Ebenfalls lila funkelnd präsentiert sich der Duft "Alien" des französischen Modedesigners Thierry Mugler. Auch der Franzose Christian Lacroix setzt auf Sinnesschmaus: Sein neues Parfüm "Tumulte" will nicht nur für die Nase, sondern mit seinem roten, mit goldenen Ornamenten bedruckten Flakon auch die Augen verführen.
Trotzdem sollten Parfümfläschchen nicht nur hübsch, sondern auch praktisch sein. Das französische Duftunternehmen Azzaro bietet seine Herrendüfte "Azzaro pour homme", "Chrome" und "Visit" deshalb im "Travel trio" an: Die drei leichten Sprays à 20 Milliliter lassen sich in jedem Kulturbeutel verstauen.
Weniger handlich, dafür umso markant-männlicher zeigt sich der Duft des amerikanischen Designers John Varvatos: In dem mit schwarzem Leder ummantelten Flakon findet sich sein Parfüm, das orientalische Holz- und Gewürznoten mit einer subtilen Süße verbindet. Damit liegt "John Varvatos" voll im Trend: "Aromatisch und holzig" seien die Männerdüfte in diesem Herbst, beobachtet Antje Brüne, "oft mit einem leichten Frischekick durch Früchte oder grüne Akkorde wie Salbei."
Coutourier Emanuel Ungaro setzt bei "apparation homme" auf Anis, Rhabarber und Mandarine, gekoppelt mit Aromen von grünem Tee und schwarzem Pfeffer auf der Basis von holziger Lakritze und Vetiver. Dagegen erreicht "Dior Homme" seinen Frischekick durch Lavendel und Salbei, die der Kopfnote aus Iris und der Basisnote aus Vetiver und Leder erst das endgültige Aroma verleihen.

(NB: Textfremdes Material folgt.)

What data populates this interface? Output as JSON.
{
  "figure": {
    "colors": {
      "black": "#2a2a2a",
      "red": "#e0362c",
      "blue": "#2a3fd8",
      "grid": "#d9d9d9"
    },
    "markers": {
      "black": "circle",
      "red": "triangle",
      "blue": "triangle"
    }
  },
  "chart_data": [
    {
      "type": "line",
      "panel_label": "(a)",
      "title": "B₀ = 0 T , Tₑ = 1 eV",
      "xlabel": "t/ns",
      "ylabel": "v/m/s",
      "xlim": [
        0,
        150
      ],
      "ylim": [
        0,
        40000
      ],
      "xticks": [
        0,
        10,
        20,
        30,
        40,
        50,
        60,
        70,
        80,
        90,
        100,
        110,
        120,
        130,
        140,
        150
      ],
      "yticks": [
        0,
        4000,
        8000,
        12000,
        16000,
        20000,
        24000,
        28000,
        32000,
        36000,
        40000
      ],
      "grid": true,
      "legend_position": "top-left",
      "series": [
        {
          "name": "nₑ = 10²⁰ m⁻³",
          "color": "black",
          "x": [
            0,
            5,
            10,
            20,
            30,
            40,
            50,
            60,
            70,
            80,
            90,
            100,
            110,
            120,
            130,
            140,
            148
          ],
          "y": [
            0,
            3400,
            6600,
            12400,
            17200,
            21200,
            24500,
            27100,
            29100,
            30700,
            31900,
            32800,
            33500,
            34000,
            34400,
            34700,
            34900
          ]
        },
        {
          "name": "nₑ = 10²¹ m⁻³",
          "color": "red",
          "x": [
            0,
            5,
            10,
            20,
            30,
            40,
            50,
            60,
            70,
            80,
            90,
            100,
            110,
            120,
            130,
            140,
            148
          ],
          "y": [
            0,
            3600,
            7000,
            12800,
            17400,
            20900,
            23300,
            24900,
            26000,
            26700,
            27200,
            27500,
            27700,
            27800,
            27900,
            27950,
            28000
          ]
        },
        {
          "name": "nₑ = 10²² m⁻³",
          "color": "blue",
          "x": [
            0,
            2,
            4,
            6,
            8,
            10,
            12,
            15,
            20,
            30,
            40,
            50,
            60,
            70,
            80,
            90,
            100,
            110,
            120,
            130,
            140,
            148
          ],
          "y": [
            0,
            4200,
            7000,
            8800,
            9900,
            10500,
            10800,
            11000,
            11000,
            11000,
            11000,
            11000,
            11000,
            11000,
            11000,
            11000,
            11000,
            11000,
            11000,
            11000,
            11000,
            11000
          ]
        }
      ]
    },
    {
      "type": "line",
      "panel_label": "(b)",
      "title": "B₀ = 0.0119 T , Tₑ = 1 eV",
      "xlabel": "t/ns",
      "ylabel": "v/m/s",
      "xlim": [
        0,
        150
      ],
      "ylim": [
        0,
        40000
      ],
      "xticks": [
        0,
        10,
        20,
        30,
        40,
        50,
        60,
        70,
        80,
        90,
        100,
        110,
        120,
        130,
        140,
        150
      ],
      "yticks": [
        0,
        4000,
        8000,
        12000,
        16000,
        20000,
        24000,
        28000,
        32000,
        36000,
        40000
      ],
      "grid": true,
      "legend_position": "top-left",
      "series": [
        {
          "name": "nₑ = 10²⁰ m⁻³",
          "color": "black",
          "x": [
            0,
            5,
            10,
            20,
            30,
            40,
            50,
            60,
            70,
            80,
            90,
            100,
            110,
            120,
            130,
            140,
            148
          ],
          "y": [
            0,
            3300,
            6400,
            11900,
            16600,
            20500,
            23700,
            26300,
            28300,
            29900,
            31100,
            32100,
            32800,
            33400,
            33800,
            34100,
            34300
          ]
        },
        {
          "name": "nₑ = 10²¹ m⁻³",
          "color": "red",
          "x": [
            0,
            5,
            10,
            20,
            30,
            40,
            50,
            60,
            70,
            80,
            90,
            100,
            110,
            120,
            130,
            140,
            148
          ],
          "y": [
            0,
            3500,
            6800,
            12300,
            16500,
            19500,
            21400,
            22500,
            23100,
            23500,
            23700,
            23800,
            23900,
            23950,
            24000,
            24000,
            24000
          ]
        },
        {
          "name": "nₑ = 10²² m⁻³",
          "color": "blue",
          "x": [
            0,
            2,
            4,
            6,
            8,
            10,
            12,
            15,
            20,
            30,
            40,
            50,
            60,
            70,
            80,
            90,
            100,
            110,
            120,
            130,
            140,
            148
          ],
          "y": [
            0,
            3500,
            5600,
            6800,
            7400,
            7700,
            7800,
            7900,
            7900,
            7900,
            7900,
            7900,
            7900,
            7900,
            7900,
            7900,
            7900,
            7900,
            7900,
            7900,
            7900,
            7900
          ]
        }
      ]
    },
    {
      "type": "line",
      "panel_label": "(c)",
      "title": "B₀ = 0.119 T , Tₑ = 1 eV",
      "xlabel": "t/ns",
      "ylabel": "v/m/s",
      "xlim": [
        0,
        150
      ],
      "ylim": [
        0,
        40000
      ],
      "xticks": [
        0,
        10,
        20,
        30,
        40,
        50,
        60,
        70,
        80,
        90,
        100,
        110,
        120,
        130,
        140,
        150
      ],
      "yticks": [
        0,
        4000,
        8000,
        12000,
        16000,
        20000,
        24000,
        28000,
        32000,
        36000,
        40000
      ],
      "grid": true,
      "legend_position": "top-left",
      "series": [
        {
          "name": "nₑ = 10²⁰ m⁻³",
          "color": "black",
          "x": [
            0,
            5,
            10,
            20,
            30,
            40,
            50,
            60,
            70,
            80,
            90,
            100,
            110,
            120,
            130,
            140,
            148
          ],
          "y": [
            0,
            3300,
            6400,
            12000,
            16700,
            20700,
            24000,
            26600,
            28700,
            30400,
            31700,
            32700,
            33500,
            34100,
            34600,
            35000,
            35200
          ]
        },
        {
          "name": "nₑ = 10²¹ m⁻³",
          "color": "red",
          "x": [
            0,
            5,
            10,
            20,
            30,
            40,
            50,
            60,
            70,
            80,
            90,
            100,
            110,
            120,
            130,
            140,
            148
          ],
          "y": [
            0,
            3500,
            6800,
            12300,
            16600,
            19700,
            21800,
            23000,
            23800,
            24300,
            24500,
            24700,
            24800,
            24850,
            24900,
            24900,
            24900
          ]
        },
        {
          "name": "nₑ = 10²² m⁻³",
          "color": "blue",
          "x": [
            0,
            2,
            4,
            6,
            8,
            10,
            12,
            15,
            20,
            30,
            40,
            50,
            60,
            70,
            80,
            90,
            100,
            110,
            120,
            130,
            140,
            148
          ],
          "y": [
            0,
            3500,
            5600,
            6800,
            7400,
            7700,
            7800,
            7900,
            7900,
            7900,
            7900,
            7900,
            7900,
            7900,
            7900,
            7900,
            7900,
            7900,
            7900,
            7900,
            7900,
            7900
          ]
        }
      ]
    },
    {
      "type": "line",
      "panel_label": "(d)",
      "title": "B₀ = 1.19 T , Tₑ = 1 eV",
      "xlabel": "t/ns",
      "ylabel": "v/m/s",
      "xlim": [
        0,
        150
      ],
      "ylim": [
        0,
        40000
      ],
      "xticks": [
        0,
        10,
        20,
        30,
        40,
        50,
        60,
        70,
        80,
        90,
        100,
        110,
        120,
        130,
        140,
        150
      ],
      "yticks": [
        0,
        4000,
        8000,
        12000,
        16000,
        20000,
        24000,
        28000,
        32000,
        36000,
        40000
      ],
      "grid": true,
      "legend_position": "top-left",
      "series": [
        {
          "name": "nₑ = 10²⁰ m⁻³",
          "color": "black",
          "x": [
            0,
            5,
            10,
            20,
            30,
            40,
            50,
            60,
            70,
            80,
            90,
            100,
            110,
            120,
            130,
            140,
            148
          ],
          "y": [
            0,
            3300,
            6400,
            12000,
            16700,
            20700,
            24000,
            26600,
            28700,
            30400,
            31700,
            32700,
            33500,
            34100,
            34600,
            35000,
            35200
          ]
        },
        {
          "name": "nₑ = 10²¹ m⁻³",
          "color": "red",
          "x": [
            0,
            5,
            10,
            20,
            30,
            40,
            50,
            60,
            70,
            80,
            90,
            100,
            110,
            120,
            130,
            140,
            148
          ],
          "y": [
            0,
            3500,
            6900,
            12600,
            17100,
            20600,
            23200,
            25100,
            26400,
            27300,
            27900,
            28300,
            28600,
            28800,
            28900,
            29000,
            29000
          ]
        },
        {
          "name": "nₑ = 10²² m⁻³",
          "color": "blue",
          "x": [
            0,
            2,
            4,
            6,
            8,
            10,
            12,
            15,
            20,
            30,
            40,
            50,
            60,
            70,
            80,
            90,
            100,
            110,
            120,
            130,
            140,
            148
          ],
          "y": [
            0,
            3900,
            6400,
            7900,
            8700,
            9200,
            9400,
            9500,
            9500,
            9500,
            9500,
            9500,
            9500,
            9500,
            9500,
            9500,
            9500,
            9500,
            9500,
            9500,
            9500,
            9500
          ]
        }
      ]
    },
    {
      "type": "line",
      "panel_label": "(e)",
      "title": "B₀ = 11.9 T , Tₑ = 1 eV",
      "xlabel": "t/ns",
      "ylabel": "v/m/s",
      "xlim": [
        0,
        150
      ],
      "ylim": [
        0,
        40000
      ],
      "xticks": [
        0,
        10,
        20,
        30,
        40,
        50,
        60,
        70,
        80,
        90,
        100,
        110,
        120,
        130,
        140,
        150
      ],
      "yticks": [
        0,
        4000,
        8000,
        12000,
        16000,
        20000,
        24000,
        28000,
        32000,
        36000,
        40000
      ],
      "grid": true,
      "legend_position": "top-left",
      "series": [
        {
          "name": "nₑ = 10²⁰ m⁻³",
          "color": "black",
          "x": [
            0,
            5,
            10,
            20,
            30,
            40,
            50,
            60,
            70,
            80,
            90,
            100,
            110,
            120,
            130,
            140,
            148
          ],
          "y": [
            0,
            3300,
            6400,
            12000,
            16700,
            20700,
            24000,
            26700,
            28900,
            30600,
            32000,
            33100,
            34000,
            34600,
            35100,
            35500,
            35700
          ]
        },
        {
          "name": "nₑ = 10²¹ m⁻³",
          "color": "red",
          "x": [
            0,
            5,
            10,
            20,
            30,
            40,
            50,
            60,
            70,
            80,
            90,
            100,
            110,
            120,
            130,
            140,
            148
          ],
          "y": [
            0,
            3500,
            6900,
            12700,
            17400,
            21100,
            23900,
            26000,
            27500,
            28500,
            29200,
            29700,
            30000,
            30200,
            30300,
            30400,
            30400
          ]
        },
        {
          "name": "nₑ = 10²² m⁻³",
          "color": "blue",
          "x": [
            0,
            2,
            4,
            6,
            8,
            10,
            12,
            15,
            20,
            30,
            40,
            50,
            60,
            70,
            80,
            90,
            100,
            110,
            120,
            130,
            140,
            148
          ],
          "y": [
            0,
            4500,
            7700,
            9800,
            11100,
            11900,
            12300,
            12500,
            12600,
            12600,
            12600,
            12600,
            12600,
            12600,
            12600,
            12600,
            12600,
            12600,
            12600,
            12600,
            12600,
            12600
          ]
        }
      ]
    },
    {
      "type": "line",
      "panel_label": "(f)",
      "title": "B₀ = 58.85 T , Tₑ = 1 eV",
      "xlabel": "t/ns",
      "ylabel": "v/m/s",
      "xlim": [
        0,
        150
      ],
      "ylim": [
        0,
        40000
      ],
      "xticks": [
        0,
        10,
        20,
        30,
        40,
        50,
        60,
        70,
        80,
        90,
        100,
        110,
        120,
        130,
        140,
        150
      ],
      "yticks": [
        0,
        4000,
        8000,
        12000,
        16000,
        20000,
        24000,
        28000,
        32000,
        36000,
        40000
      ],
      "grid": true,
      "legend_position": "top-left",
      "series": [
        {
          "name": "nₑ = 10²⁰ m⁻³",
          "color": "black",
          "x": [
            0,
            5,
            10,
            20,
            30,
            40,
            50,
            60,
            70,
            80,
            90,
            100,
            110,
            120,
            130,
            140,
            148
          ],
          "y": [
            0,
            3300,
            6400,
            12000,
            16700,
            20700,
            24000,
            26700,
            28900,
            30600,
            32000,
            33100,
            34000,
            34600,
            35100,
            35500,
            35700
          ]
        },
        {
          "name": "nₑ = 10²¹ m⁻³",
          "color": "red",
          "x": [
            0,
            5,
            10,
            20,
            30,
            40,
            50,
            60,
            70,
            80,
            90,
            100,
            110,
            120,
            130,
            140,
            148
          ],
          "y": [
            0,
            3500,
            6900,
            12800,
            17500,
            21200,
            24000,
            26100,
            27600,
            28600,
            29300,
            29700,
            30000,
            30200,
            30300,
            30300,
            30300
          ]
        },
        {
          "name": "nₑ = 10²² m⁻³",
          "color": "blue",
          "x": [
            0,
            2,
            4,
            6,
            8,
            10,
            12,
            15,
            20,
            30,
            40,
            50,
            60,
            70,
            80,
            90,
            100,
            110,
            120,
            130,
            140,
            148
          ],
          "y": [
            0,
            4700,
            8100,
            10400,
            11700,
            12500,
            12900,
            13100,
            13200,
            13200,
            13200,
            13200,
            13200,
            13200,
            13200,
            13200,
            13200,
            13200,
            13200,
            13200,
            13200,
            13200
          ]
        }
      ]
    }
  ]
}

Auf diese strikte Trennung in Herz, Kopf und Basis hat Jean Paul Gaultier in diesem Jahr ganz verzichtet und damit ein völlig neues Konzept entworfen: Er vereint die drei klassischen Noten Amber, Moschus und Vanille gleichberechtigt miteinander. Heraus kommt "Gaultier 2", ein Parfüm, das von Männern und Frauen gleichermaßen verwendet werden kann, weil es auf ihrer Haut unterschiedlich duftet.
Geteilt werden darf auch "Mandragore" von Annick Goutal aus Paris. Auf der Basis der Pflanze Mandragora wird das Feminine und Maskuline in einem Duft eingefangen: Pfeffer, grüne Minze und Sternanis verbinden sich mit Ingwer, Salbei, Iris und Labdanum.
Bei aller Begeisterung für neue, sinnliche Düfte sollte man trotzdem sparsam damit umgehen, warnt Werner Hariegel. "Der Mensch hat einen Intimbereich, der etwa dem Umkreis entspricht, den man mit dem ausgestreckten Arm erreichen kann. Erst wenn jemand diesen Bereich betritt, sollte er ein Parfüm riechen können - nicht bereits aus zehn Metern Entfernung." Mit der Zeit setze eine Duftblindheit ein, weil sich die Nase daran gewöhnt. "Deshalb sollte man sich immer die anfängliche Dosierung merken - oder den Duft öfters wechseln."